La controversia rodea a las personas influyentes en los viajes que continúan promocionando Afganistán, ignorando las duras realidades del gobierno talibán. Los expertos opinan sobre el dilema ético.
El mundo de los influencers de viajes ha sido criticado durante mucho tiempo por su tendencia a mostrar solo los momentos perfectos de un destino, ignorando a menudo las duras realidades sobre el terreno. Sin embargo, esta crítica se ha vuelto particularmente pronunciada cuando se trata de la situación actual en Afganistán.
A medida que el régimen talibán ha reforzado su control sobre el país, muchas personas influyentes en viajes han seguido promocionando Afganistán como un destino de visita obligada, atrayendo a sus seguidores con imágenes de impresionantes paisajes y experiencias culturales. Pero este enfoque ha generado críticas generalizadas, y los expertos argumentan que estos influyentes están priorizando su propio beneficio personal sobre el bienestar y la seguridad del pueblo afgano.
"Estos influencers básicamente están haciendo la vista gorda ante los abusos y la opresión muy reales de los derechos humanos que ocurren en Afganistán", dice Amina Sharif, activista e investigadora de derechos humanos. "Al promocionar el país como destino turístico, no sólo están minimizando el sufrimiento del pueblo afgano sino que también están alentando potencialmente a otros a visitarlo, lo que podría indirectamente apoyar al régimen talibán".

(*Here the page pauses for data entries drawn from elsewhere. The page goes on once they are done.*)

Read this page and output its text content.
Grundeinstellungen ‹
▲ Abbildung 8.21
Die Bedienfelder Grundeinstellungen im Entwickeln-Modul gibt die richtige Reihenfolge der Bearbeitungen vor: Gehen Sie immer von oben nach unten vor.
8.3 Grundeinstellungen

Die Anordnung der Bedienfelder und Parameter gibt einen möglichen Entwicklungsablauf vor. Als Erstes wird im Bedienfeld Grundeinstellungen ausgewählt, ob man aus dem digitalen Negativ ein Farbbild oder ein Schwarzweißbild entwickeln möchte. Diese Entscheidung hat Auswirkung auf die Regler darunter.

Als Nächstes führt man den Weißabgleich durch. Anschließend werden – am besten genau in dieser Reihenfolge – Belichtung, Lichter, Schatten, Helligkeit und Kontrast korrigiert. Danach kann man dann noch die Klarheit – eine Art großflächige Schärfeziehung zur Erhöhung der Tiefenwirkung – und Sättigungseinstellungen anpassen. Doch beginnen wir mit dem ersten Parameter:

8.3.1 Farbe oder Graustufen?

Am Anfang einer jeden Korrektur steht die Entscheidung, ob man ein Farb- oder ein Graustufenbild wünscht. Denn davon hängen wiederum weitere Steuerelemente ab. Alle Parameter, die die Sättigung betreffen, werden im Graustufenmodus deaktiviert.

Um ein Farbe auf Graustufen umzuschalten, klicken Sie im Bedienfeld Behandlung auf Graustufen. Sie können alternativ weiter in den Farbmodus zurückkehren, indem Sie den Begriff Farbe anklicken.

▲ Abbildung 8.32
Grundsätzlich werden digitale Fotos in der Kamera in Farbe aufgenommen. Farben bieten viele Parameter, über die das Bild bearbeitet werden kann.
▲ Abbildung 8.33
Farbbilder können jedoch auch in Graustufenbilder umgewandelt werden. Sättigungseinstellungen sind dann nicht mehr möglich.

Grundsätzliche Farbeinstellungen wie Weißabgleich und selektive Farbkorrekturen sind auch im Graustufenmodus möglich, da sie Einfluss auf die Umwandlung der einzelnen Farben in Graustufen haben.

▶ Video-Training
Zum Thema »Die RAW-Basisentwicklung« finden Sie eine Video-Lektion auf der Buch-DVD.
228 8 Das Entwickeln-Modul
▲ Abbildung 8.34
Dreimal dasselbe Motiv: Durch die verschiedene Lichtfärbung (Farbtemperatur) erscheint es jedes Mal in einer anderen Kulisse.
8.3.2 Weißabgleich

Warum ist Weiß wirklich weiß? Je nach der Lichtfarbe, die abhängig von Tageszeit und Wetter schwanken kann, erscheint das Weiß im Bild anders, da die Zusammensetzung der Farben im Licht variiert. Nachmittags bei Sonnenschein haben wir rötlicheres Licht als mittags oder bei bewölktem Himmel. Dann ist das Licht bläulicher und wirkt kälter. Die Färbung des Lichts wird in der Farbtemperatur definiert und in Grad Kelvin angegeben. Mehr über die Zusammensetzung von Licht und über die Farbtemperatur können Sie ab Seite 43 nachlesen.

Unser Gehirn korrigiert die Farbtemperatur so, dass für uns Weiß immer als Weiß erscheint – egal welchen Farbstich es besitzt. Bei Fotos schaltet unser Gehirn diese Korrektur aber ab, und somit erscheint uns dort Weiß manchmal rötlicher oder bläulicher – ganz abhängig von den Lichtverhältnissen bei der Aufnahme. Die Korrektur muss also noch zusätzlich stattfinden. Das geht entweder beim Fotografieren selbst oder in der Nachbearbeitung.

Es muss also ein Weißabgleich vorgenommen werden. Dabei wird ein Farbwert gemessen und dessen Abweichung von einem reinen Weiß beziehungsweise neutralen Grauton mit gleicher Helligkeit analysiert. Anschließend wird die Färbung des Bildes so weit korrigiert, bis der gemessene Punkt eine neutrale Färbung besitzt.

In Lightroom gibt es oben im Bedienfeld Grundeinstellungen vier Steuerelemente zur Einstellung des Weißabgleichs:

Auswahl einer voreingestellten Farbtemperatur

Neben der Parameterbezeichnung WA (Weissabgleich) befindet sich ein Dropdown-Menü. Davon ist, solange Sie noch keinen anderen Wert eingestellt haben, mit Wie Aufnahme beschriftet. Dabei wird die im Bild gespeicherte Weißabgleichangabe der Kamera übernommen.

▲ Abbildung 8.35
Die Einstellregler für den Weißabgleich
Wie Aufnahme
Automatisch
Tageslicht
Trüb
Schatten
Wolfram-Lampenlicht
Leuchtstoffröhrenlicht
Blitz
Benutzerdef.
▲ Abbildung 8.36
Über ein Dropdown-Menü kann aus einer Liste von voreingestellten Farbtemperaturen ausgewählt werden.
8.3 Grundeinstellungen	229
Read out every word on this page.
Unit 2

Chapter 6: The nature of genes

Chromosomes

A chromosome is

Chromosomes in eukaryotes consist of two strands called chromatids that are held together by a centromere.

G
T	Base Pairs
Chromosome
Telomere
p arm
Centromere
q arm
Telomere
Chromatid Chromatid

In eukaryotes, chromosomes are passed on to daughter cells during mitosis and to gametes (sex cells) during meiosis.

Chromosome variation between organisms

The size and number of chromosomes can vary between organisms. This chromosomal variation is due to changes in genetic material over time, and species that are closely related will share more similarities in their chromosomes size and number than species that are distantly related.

Las críticas también se han extendido a los propios creadores de contenido, y muchos cuestionan las implicaciones éticas de sus acciones. "Los influencers de viajes tienen una plataforma y la responsabilidad de utilizarla de forma responsable", afirma Fatima Noor, experta en redes sociales. "Cuando eligen centrarse en el atractivo estético de un destino en lugar de en las experiencias vividas por las personas, esencialmente están mercantilizando el sufrimiento humano para su propio beneficio".
Sin embargo, algunas personas influyentes han argumentado que su contenido no pretende pasar por alto las realidades del gobierno talibán, sino más bien arrojar luz sobre la resiliencia y la belleza del pueblo afgano. "No intentamos ignorar los desafíos", dice Zara Khan, una influenciadora de viajes que visitó Afganistán. "Queremos mostrar al mundo que hay más en este país que sólo el conflicto y la opresión."
Pero los críticos responden que este enfoque puede considerarse sordo e incluso dañino, ya que sin darse cuenta puede restar importancia a las luchas muy reales que enfrentan los afganos bajo el gobierno talibán. "No basta con reconocer los desafíos y luego pasar a los aspectos 'positivos'", dice Sharif. "Estos influencers necesitan lidiar con las implicaciones éticas de sus acciones y considerar cómo su contenido podría ser percibido por las personas a las que aparentemente intentan apoyar".
A medida que continúa el debate sobre las responsabilidades éticas de las personas influyentes en los viajes, queda por ver si la industria atenderá los llamados a un enfoque más matizado y socialmente consciente para la creación de contenido. Mientras tanto, el pueblo de Afganistán continúa enfrentándose a las duras realidades de la vida bajo el gobierno talibán, mientras el mundo observa y, en algunos casos, debate los méritos de su representación.